08 mayo 2013
Hola, soy yo
Joan Pau Inarejos
El teléfono, como el trabajo y la pareja, ha dejado de ser
fijo. En este caso nos alegramos: la comunicación ya no conoce fronteras ni
limitaciones. Al perder su cordón umbilical con el hogar, el aparato incluso
perdió su nombre y quedó el mero adjetivo –el móvil-, mientras los
italianos, siempre mucho mejor dotados para la plástica, se inclinaron por
encoger el sustantivo con el entrañable telefonino.
Hace poco han conseguido rescatar la voz de Alexander Graham
Bell. Es un documento emocionante: el padre del teléfono balbuciendo sus
primeras palabras. Lo hizo en un disco de cartón encerado, cual mensaje en una
botella, y la grabación es de lo más franca: “Escuchad mi voz. Alexander Graham
Bell”. 15 de abril de 1885. El insigne inventor no aprovechaba para vindicar la
paz mundial ni el fin de la esclavitud. Olímpicamente despreocupado del
contenido, sólo quería comprobar el canal. Un dos tres probando.
Sin saberlo, Graham Bell inauguraba una de las funciones más
socorridas del telefonino: comprobar que estamos ahí. En clase de Literatura lo
llamaban la función fática del lenguaje: palpar el micro antes de hablar, decir
¿Sí? o ¿Aló? al descolgar el aparato, hacer una perdida, dar un toque o meter a
alguien en un grupo de WhatsApp. Más aún todavía: lo que en 1885 era una
necesaria probatura técnica, hoy lo hemos amplificado y popularizado hasta
convertirlo en la pura erótica del canal. El placer de estar conectados.
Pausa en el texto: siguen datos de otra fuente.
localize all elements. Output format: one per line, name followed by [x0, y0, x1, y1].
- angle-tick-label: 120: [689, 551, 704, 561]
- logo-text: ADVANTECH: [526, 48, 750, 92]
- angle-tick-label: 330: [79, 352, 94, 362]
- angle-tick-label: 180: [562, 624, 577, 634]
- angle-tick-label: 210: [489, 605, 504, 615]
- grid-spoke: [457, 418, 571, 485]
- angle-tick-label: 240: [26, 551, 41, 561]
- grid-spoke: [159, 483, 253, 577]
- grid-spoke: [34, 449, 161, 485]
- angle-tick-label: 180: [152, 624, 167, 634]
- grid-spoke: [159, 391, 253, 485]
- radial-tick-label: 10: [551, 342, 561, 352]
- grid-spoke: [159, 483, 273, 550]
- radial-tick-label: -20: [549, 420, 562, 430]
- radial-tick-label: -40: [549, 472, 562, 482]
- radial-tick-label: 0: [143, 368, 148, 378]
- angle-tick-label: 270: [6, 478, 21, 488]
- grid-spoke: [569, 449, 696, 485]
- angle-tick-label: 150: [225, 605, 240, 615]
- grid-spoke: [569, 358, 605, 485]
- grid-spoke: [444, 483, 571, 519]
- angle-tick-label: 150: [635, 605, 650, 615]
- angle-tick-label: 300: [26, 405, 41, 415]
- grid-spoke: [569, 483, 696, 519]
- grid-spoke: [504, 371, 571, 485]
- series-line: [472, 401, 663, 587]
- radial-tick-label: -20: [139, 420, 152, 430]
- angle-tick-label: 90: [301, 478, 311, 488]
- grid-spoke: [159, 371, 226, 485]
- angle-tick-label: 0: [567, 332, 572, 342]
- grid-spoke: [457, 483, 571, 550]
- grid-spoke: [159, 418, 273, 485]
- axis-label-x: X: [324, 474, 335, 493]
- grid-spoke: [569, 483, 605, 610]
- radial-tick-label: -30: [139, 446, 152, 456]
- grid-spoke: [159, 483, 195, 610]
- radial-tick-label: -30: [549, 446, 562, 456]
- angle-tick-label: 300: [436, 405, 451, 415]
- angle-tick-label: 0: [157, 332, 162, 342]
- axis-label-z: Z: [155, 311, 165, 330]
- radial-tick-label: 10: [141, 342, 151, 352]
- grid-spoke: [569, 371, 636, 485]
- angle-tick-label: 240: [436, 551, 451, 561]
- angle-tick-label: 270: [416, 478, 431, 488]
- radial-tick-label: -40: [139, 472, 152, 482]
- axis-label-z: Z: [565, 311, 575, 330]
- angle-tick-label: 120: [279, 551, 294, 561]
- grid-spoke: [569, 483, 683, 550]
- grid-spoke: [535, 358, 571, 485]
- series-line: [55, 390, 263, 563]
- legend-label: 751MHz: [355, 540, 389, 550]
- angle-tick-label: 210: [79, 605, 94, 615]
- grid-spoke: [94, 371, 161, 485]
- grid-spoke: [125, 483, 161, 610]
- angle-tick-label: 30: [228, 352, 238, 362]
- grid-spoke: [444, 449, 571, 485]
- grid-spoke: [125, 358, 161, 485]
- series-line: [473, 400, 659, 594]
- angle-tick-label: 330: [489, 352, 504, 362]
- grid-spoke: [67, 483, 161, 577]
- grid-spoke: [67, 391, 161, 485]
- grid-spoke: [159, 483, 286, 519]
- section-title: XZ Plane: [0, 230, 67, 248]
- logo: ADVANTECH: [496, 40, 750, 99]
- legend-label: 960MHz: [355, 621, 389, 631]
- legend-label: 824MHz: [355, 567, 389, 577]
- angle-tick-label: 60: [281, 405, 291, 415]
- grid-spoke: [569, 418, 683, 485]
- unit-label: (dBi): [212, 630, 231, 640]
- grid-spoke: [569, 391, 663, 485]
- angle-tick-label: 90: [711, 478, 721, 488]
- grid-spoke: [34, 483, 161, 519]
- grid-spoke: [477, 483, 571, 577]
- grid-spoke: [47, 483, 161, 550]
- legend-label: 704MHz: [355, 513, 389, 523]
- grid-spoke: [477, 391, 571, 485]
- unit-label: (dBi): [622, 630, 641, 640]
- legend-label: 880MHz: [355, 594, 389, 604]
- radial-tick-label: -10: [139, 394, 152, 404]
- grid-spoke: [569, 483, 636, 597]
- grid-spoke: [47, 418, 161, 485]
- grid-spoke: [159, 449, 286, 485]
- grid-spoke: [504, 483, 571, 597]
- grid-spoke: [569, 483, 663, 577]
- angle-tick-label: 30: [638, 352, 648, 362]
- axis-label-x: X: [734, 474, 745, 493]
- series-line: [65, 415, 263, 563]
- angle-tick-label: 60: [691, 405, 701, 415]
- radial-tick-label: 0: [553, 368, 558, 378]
Los más entusiastas ya imaginan un mundo donde ni siquiera
habrá que llamar ni mensajear, porque nuestra vida será un continuum disponible. El canal
seremos nosotros. No tendré que decir que soy Graham Bell porque ya lo sabrás y
te lo habré sacado de la punta de la lengua. Al final, se cumplirá la
expectativa visionaria de mi sobrino de un año: cuando coge un teléfono,
siempre cree que hay alguien al otro lado.